Wpadła tylko jedna brzana 70 cm i jako przyłów - głowacz białopłetwy, po angielsku bullhead (dlaczego białopłetwy po polsku???). One żyją w czystej wodzie, to niezłe, że dają radę w Trencie. Bo Trent to zlewnia kilku rzek płynących przez kilka sporych miast, i jak się okazuje w odcinku pływowym, a więc końcowym, mają się dobrze takie rybki. To ciekawe, bo przecież tutaj rolnicy sporo nawożą. Wiele osób uważa, że wody są zanieczyszczone, ale trzeba rozumieć, że nie jest tak do końca. Może mają sporo fosforanów, azotanów - ale rybom to nie przeszkadza, natomiast pod wieloma innymi względami woda jest super. Podobnie jest w Polsce. To nie jest tak, że nastąpiło pogorszenie czystości wód, wg mnie jest dokładnie na odwrót.
(https://imagizer.imageshack.com/v2/640x480q90/921/YbR9gV.jpg) (https://imageshack.com/i/plYbR9gVj)
-
Fajny dziwoląg :) Lucjan też mamy nadzieję, że no kill planowany na tej rzece, przyniesie wymierne korzyści ;)
-
Kiedy chłopięciem byłem i karty jeszcze nie miałem, starsi "wędkarze" uczyli mnie łowić pstrągi na te głowacze w rzece, w której był zakaz łowienia na przynęty naturalne. Pstrągi brały bardzo dobrze. Zostałem też wtedy złapany przez strażnika SSR i mama musiała zapłacić karę w postaci dwóch piw kupionych panu strażnikowi :)
-
(https://splawikigrunt.pl/forum/gallery/23_01_01_19_12_11_07.png) (http://splawikigrunt.pl/forum/index.php?topic=13450.msg386326#msg386326)
Następny "Konkurs miesiąca" przeprowadzony będzie w miesiącu marcu 2019 r.

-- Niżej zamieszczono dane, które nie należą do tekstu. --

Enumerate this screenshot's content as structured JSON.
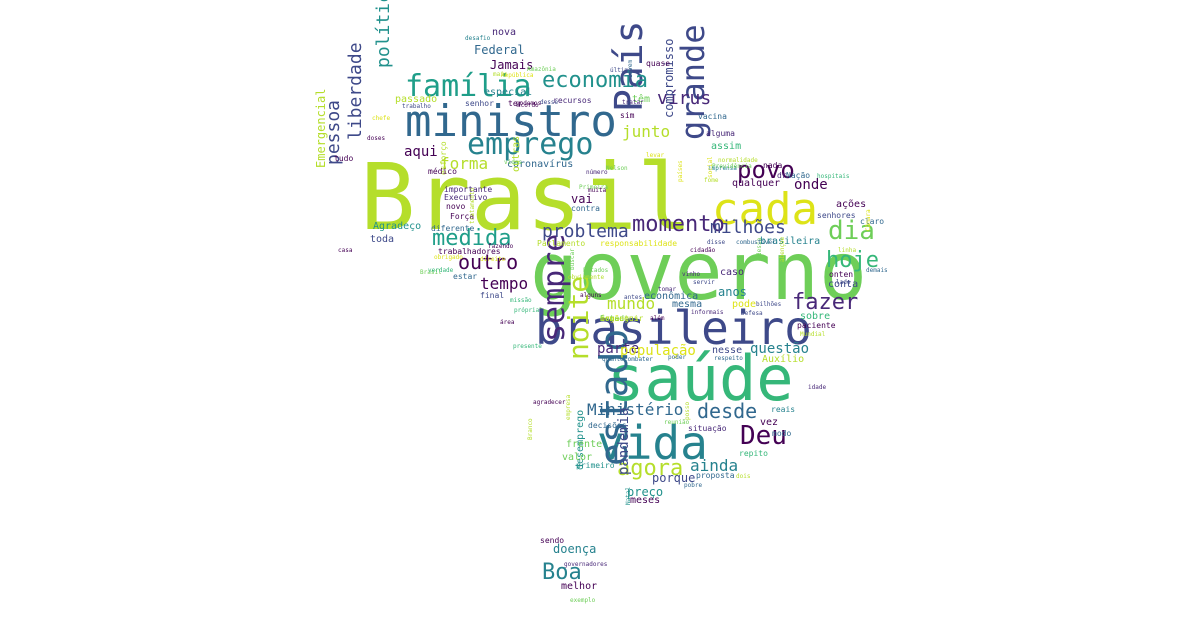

Do konkursu będą brane pod uwagę zdjęcia ze stycznia, lutego i oczywiście marca 2019. Następny "Konkurs miesiąca" przeprowadzony będzie w miesiącu marcu 2019 r. Do konkursu będą brane pod uwagę zdjęcia ze stycznia, lutego i oczywiście marca 2019.
-
Koniec roku spędziłem częściowo na Śląsku i wybrałem się na chorzowski Amelung. Na początku było kiepsko, bo zimno i bez efektów. Nie dałem się jednak rezygnacji tylko szukałem swojego miejsca i wreszcie pojawiły się sympatyczne wyniki. Nowy sprzęt przetestowany, pierwszy sezon w życiu zakończony optymistycznie, a małe ale waleczne rybki po szybkiej sesji wróciły do domu.
-
To by chyba było na tyle, jeśli chodzi o 2018 r.
Odklejam wątek i przyklejam nowy na 2019.
Miejmy nadzieję, że nowy rok będzie lepszy, a i wątek dłuższy. Ten z 2018 był wyjątkowo krótki (270 stron) :( Dla porównania: wątek z 2016 miał 550 stron, zaś z 2017 401.